Les cache-nez,  cache-barbes ou écharpe au coup ?

L’objectif de la décision portant usage obligatoire de cache-nez est de loin à être suivi. Certains usagers pensent que ce sont des actions des charmes et non réfléchies.

‘’ Porter les masques oui, ailleurs nous avons vu les personnes les porter dans d’autre pays ou le risque était trop élevé. Pourquoi cela doit-il être de strict application chez- nous ? Les contextes sont-ils vraiment les mêmes partout. Il y a peu sur les ondes de nos radios, ces mêmes autorités nous ont dit que les masque c’est uniquement pour tous les malades pour éviter la propagation et aux personnels soignants.
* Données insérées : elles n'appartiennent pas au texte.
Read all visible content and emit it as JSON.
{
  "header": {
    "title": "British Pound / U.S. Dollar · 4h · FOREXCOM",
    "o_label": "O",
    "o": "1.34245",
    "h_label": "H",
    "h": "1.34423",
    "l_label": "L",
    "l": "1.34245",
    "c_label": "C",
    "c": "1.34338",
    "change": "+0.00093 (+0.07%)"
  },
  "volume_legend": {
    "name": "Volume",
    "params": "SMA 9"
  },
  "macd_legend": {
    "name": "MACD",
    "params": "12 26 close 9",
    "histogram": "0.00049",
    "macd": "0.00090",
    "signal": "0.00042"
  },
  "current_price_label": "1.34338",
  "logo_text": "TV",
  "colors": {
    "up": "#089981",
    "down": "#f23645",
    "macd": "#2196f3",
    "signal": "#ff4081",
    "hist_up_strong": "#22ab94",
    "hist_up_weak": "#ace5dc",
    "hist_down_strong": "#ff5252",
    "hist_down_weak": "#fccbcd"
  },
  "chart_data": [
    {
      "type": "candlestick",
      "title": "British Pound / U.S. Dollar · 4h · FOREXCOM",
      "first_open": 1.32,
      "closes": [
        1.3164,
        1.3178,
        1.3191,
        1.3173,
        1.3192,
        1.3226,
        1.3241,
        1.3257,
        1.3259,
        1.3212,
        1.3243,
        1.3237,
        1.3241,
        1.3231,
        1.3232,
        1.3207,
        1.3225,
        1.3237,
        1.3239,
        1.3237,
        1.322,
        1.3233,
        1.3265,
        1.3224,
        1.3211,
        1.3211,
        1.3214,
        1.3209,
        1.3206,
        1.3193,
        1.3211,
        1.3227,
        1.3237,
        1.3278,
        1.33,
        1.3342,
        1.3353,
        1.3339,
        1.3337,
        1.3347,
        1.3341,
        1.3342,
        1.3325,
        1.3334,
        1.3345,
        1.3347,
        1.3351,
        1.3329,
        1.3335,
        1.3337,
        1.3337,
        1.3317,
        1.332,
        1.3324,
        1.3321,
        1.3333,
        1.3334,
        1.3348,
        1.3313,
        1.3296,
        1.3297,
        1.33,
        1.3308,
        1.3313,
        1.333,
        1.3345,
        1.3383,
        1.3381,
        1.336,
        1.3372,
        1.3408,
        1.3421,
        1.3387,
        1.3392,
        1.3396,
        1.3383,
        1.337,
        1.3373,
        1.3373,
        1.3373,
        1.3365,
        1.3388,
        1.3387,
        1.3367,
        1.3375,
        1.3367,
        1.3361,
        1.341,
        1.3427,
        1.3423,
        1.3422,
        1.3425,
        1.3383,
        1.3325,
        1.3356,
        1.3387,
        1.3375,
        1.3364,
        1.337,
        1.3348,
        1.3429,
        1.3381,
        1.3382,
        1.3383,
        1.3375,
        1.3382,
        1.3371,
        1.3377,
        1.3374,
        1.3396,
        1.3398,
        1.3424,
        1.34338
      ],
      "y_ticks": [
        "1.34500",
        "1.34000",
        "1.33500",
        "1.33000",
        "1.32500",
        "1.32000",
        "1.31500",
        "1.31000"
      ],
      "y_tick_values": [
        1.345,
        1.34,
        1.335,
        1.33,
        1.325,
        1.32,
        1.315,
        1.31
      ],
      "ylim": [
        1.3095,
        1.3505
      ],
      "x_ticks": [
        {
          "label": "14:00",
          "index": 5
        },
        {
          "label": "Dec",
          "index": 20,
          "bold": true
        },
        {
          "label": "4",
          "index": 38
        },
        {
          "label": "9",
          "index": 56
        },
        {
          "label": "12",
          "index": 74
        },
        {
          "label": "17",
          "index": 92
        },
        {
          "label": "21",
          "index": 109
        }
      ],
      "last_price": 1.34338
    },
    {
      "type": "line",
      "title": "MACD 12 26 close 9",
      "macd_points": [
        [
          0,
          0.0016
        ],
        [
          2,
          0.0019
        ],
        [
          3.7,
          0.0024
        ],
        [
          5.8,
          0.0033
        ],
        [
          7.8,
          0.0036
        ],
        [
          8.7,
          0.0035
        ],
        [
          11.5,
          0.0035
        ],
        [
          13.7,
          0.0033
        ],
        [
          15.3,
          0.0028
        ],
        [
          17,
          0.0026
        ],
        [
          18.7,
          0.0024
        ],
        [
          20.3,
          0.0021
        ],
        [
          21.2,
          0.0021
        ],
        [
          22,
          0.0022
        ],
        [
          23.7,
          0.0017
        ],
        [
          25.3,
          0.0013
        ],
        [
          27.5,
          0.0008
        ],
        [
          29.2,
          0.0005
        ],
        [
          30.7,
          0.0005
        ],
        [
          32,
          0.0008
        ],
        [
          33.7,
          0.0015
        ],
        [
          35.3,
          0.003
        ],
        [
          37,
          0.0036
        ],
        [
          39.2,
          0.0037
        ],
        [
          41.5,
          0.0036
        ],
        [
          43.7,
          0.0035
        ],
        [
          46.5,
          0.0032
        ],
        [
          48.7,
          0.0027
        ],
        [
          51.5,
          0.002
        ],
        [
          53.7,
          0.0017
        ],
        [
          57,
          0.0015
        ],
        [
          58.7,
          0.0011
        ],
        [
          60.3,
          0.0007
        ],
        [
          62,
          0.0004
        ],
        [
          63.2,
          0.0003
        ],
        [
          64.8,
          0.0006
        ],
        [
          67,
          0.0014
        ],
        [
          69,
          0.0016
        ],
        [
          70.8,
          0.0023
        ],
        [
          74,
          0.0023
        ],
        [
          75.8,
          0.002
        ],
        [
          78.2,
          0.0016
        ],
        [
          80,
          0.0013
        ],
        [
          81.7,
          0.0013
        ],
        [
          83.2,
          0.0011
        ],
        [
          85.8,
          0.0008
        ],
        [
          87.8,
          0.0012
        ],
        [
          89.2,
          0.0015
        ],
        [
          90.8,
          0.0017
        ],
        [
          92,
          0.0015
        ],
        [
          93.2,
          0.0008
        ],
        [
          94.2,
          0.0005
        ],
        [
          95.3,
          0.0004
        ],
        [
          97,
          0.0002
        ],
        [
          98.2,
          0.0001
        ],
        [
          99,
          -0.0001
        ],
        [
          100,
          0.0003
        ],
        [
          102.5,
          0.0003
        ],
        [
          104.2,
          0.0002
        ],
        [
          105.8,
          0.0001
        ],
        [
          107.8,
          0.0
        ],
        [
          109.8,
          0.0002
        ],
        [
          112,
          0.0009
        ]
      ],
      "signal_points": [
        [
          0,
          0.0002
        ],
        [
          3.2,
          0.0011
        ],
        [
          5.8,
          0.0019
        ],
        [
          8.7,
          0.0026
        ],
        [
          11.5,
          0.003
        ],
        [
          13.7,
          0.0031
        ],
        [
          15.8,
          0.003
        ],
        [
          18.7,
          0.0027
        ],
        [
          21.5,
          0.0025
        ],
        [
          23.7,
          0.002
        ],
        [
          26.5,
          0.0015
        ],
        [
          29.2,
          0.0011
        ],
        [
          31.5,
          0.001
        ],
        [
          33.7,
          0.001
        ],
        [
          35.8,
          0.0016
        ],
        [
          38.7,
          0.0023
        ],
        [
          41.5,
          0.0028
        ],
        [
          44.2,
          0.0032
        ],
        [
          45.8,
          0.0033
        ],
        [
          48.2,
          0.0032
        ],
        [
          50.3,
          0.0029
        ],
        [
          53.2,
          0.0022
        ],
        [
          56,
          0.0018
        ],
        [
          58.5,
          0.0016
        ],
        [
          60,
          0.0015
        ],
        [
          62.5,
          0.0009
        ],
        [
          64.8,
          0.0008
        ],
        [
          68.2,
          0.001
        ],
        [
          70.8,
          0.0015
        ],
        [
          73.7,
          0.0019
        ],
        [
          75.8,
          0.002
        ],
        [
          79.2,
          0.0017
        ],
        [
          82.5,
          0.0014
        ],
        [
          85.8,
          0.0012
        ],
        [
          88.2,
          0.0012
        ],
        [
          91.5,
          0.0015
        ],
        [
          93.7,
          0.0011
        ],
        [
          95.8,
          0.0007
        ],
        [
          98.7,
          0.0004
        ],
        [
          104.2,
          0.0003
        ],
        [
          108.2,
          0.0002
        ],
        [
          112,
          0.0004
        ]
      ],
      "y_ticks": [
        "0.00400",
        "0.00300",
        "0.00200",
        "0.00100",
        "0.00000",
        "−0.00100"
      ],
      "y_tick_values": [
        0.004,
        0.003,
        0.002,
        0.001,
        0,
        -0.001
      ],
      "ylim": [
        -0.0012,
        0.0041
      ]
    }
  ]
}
Je le porte au menton pour m’éviter les tracasseries policières. Les hôpitaux eux-mêmes n’ont pas des moyens pour faire face aux défis financiers. Je crois que nos autorités sont au bout d’inspiration,’’ regrette Musole Kahasha Etienne

« En clair, il est à noter que l’on ne porte pas le masque n’importe comment et n’importe quand. S’il est mal porté, peut ne pas assurer la protection et exposer celui qui le porte à la contamination. Nous devons signaler que le masque est efficace dans deux ou trois heures pour bien sure certains. Lorsque vous dépassez cette échéance, il ne vous protège plus en rien,» Informe un médecin d’une structure sanitaire de Bukavu.

Notre source conseil de ne pas manipuler les masques avec les mains, ou le mettre sous le cou pendant un temps pour le remettre plus tard. Le masque serait soit attaché sur votre nez et bouche ou soit le mettre lorsque vous êtes en présence de quelqu’un qui tousse ou qui est malade.